Radiomics on baseline CT scans may be able to predict early response to first-line platinum-based chemotherapy in patients with advanced non-small cell lung cancer (NSCLC), researchers reported.
An examination of data from CT imaging of radiomic features from within and around the lung tumor demonstrated that the information can be helpful for predicting overall survival (OS), time to progression (TTP), and response to chemotherapy, reported Muhammadhadi Khorrami, PhD, of Case Western Reserve University in Cleveland, and colleagues in Radiology: Artificial Intelligence.
Currently, only around one in four patients respond to platinum-doublet chemotherapy, and there is no good way to know who those patients will be. The study is the first to show that “computer-extracted patterns of heterogeneity, or diversity, from outside the tumor were predictive of response to chemotherapy,” said co-author Monica Khunger, MD, of the Cleveland Clinic, in a press statement.
She added that identifying patients who are more likely to respond to alternative therapies, such as radiation or immunotherapy, could impact patient outcomes.
The researchers noted that there has been interest in the use of radiomic interrogation to inspect malignant tumor masses, “the rationale being that the tumor microenvironment and habitat might harbor valuable disease-specific prognostic clues.”
The study involved retrospective analysis of data on 125 patients with NSCLC who had been treated with pemetrexed-based platinum doublet chemotherapy at the Cleveland Clinic. Patients were divided randomly so that there were an equal number of responders and nonresponders in the training set (n=53) and the validation set (n=72).
“A machine learning classifier trained with radiomic texture features extracted from intra- and peritumoral regions of non-contrast-enhanced CT images were used to predict response to chemotherapy,” the researchers wrote. “The radiomic risk-score signature was generated by using least absolute shrinkage and selection operator with the Cox regression model: association of the radiomic signature with TTP and OS.”
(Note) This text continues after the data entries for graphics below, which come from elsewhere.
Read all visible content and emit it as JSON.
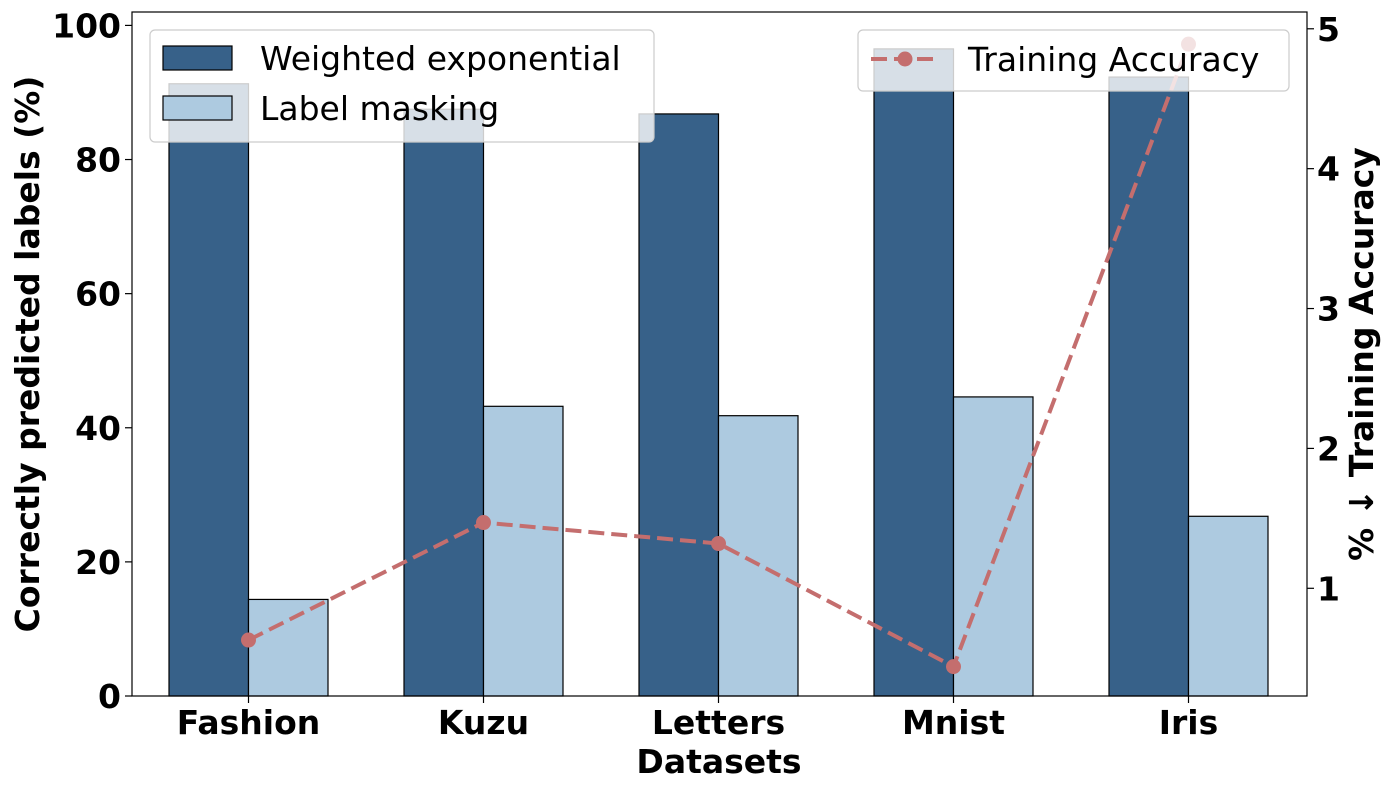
{
  "chart_data": {
    "type": "bar",
    "categories": [
      "Fashion",
      "Kuzu",
      "Letters",
      "Mnist",
      "Iris"
    ],
    "xlabel": "Datasets",
    "ylabel": "Correctly predicted labels (%)",
    "y2label": "% ↓ Training Accuracy",
    "ylim": [
      0,
      102
    ],
    "y2lim": [
      0.23,
      5.12
    ],
    "yticks": [
      0,
      20,
      40,
      60,
      80,
      100
    ],
    "y2ticks": [
      1,
      2,
      3,
      4,
      5
    ],
    "grid": false,
    "series": [
      {
        "name": "Weighted exponential",
        "axis": "left",
        "kind": "bar",
        "color": "#376189",
        "values": [
          91.3,
          87.5,
          86.8,
          96.5,
          92.3
        ]
      },
      {
        "name": "Label masking",
        "axis": "left",
        "kind": "bar",
        "color": "#adcae0",
        "values": [
          14.4,
          43.2,
          41.8,
          44.6,
          26.8
        ]
      },
      {
        "name": "Training Accuracy",
        "axis": "right",
        "kind": "line",
        "style": "dashed",
        "marker": "circle",
        "color": "#c46e6e",
        "values": [
          0.63,
          1.47,
          1.32,
          0.44,
          4.89
        ]
      }
    ],
    "legend": [
      {
        "placement": "upper-left",
        "entries": [
          "Weighted exponential",
          "Label masking"
        ]
      },
      {
        "placement": "upper-right",
        "entries": [
          "Training Accuracy"
        ]
      }
    ]
  }
}
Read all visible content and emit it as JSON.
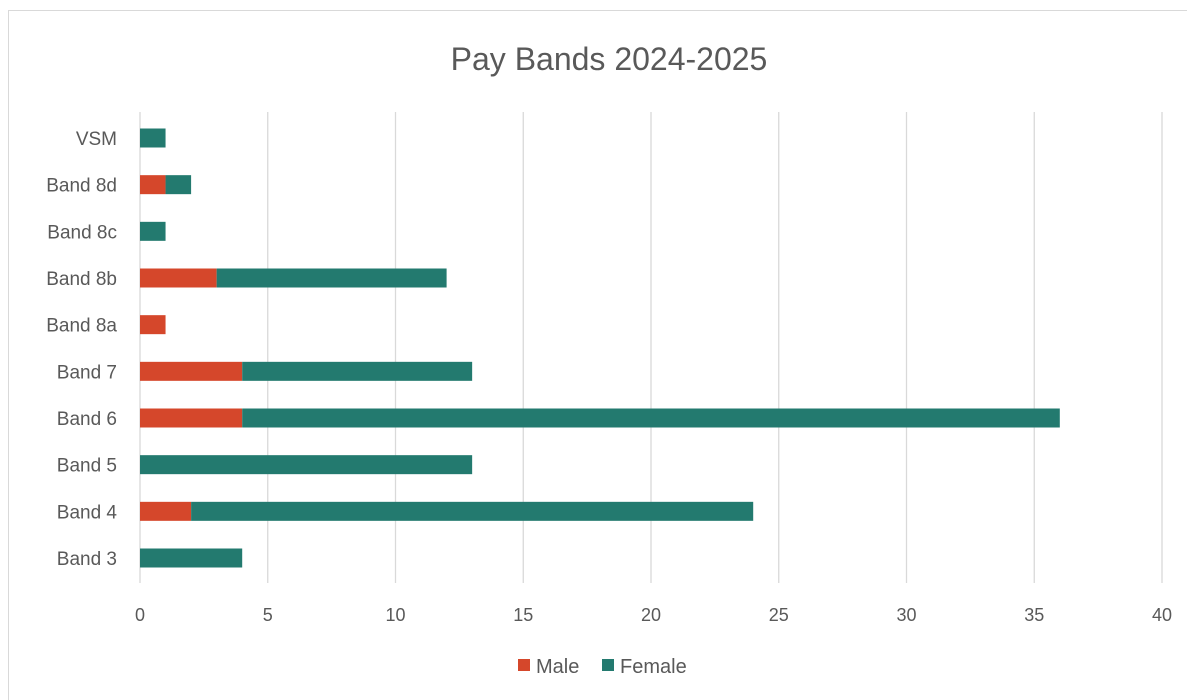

They reported that several radiomic features combined with a quadratic discriminant analysis classifier yielded a mean maximum area under the receiver operating characteristic curve (AUC) of 0.82 ± 0.09 (standard deviation) in the training set and a corresponding AUC of 0.77 in the independent testing set.
Also, the radiomics signature was also significantly associated with TTP (hazard ratio 2.8, 95% CI 1.95-4.00, P<0.0001) and OS (HR 2.35, 95% CI 1.41-3.94, P=0.0011).
Decision curve analysis showed that the radiomics risk-score signature had a higher overall net benefit in predicting high-risk patients for receiving treatment than the clinical-pathologic measurements across several threshold probability values.
Khorrami said the finding that prognostic accuracy increased when patterns of heterogeneity outside of the tumor, as well as inside the tumor, were unexpected.
“Despite the large number of studies in the CT-radiomics space, the immediate surrounding tumor area, or the peritumoral region, has remained relatively unexplored. Our results showed clear evidence of the role of peritumoral texture patterns in predicting response and time to progression after chemotherapy,” Khorrami said in a press statement.
The researchers noted that previous studies have identified tumor heterogeneity as a predictor of survival in NSCLC patients.
“Although the reason is yet unclear, tumor heterogeneity, which in turn breeds tumor evolution, might be reflective of clonal dominance or genomic heterogeneity within the tumors. Intratumoral genetic heterogeneity also has been shown to be a leading contributor to therapeutic failure,” they stated.
Study limitations included the relatively small sample size and the lack of actionable mutation and PD-1/PD-L1 interaction scores for patients.
“This raises a critical question in that beyond chemotherapy, there is no other viable clinical option to treat these patients,” they wrote, pointing out that the KEYNOTE-189 trial demonstrated the benefit of chemotherapy and immunotherapy over chemotherapy alone in NSCLC.
“In light of these findings, there is an opportunity to refine subgroups of patients with NSCLC who may benefit from such an approach,” the author stated.
The study was funded by the U.S. Department of Defense, the National Cancer Institute, the National Institute of Diabetes and Digestive and Kidney Diseases, the National Center for Research Resources, the Ohio Third Frontier Technology Validation Fund, the Wallace H. Coulter Foundation Program in the Department of Biomedical Engineering, and the Clinical and Translational Science Award Program at Case Western Reserve University.
Khorrami and Khunger declared no relevant relationships with industry. Co-authors disclosed multiple relevant relationships with industry.